Photo by Benjamin Fenton for MYCOAUDIO
The very core of biodesign's regenerative spirit is one of nature's most remarkable architects: mycelium. In the last ten years, forward-thinking designers have embraced it not just as a material but as an ideology. Architects such as The Living (David Benjamin) have pioneered the use of mycelium for structures, while designers like Maurizio Montalti and design studios like Mogu have used fungal networks to create acoustic panels and flooring. In furniture making, the Jonas Coffee Table by LI-AN-LO is one way that mycelium can create elegant, organic forms without the need for extractive manufacturing, while Mycelia House by Caity Duffus is an exploration into what a completely regenerative dwelling could be like grown from living systems rather than made through conventional means.
“Biodesign is a manifesto against the artificial divide between human and nature; it grows where systems fail.”
– Antoine Provencher, Founder of MYCOAUDIO
Where mycelium has a regenerative and connective philosophy, MYCOAUDIO sonifies this philosophy. The brand, established by Antoine Provencher, is an experimental project where sound design, biotech, and ceramics meet. Provencher's design speculates on the everyday object, the speaker, not just as a playback technology, but as an ecological being, grown and formed by living systems.

Photo by Samuel Pasquier for MYCOAUDIO
Every MYCOAUDIO speaker is unique, merging Raku-fired ceramic casings with mycelium core insulation, replacing the usual plastic foam substrates that dominate the audio universe. It's not second-thought sustainability as marketing; it's a material statement, proving that high-fidelity audio can coexist in balance with natural, regenerative materials. Each speaker is the result of patience and intentional play, a process that views sound less as engineering and more as art. An act of curiosity, experiment, and hands-on craftsmanship.

Photos by Samuel Pasquier for MYCOAUDIO
Along the way, MYCOAUDIO redefines audio technology. It moves beyond the clinical, industrial visions of electronics and instead embraceth an organic, haptic lexicon informed by biology and nature's wisdom. Sound and earth come together here, technology and cultivation blur, and the instruments we use every day live on as reminders of a different culture of innovation; one where innovation is cultivated, not harvested.

With such a sense of innovation in mind, MYCOAUDIO is proud to unveil the completely revamped re-designed EK1 Bookshelf Speaker, a sophisticated evolution of the original that pushes the boundaries of acoustic looks and material wisdom. The EK1 represents the company's ongoing mission to discover how nature and technology can be combined to produce new ways of experiencing the senses. As with all MYCOAUDIO products, the EK1 features the company's own mycelium insulation, a refined acoustic technology using biodegradable, bio-fabricated material design. Not only does this natural insulation deliver crystal-clear and warm audio quality, but it also redefines what high-fidelity sound can be visually and sensually; organic, haptic, and regenerative instead of sterile and extractive.

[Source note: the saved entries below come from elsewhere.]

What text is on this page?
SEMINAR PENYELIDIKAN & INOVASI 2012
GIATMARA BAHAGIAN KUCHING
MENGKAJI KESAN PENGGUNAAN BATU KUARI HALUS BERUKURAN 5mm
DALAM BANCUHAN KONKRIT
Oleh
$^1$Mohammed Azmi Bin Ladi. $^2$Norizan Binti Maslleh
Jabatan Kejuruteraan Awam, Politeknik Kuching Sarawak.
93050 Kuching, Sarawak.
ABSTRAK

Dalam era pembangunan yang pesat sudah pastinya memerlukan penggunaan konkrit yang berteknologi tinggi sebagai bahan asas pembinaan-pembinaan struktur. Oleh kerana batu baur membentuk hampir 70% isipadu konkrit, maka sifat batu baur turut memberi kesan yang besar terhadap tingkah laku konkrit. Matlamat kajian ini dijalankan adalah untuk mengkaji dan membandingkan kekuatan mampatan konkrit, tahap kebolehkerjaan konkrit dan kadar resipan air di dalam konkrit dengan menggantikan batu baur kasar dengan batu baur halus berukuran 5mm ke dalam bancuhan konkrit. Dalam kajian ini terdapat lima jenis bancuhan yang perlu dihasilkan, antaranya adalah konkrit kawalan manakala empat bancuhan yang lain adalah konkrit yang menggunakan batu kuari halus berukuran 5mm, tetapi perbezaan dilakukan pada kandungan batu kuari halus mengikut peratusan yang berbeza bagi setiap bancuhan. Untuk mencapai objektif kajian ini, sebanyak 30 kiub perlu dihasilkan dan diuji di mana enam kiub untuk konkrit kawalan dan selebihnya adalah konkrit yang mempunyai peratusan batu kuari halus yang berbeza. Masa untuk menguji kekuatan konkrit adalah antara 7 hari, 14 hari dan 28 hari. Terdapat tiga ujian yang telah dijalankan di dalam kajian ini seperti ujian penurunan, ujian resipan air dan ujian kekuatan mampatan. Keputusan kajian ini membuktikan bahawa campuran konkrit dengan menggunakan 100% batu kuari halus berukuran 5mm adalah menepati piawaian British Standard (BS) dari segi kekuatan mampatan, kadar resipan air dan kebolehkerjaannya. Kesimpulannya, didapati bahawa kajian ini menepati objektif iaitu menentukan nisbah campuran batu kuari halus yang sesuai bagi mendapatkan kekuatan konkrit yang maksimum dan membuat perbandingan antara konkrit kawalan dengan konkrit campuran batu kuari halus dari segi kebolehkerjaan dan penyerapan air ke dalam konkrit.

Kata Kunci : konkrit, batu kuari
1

Photos by Samuel Pasquier for MYCOAUDIO
With the uptake of mycelium, we're not merely picking a material; we're opting for an ideology. One that rejects the linear, extractive model that has dominated design and production for generations, and instead aligns itself with nature's regenerative wisdom. By operating locally, building up instead of taking down, and replacing petrochemical substrates with living, degradable systems, businesses such as MYCOAUDIO prove that technology and ecology are two sides of the same coin, not competing forces.
“When we design with life, we design for life and that changes everything.”
– Antoine Provencher, Founder of MYCOAUDIO
The question is no longer whether we can integrate these living systems into design, but whether we are willing to embrace a culture that values regeneration over consumption, connection over separation, life over convenience. Could every product we make become part of a regenerative cycle, not a disposable one?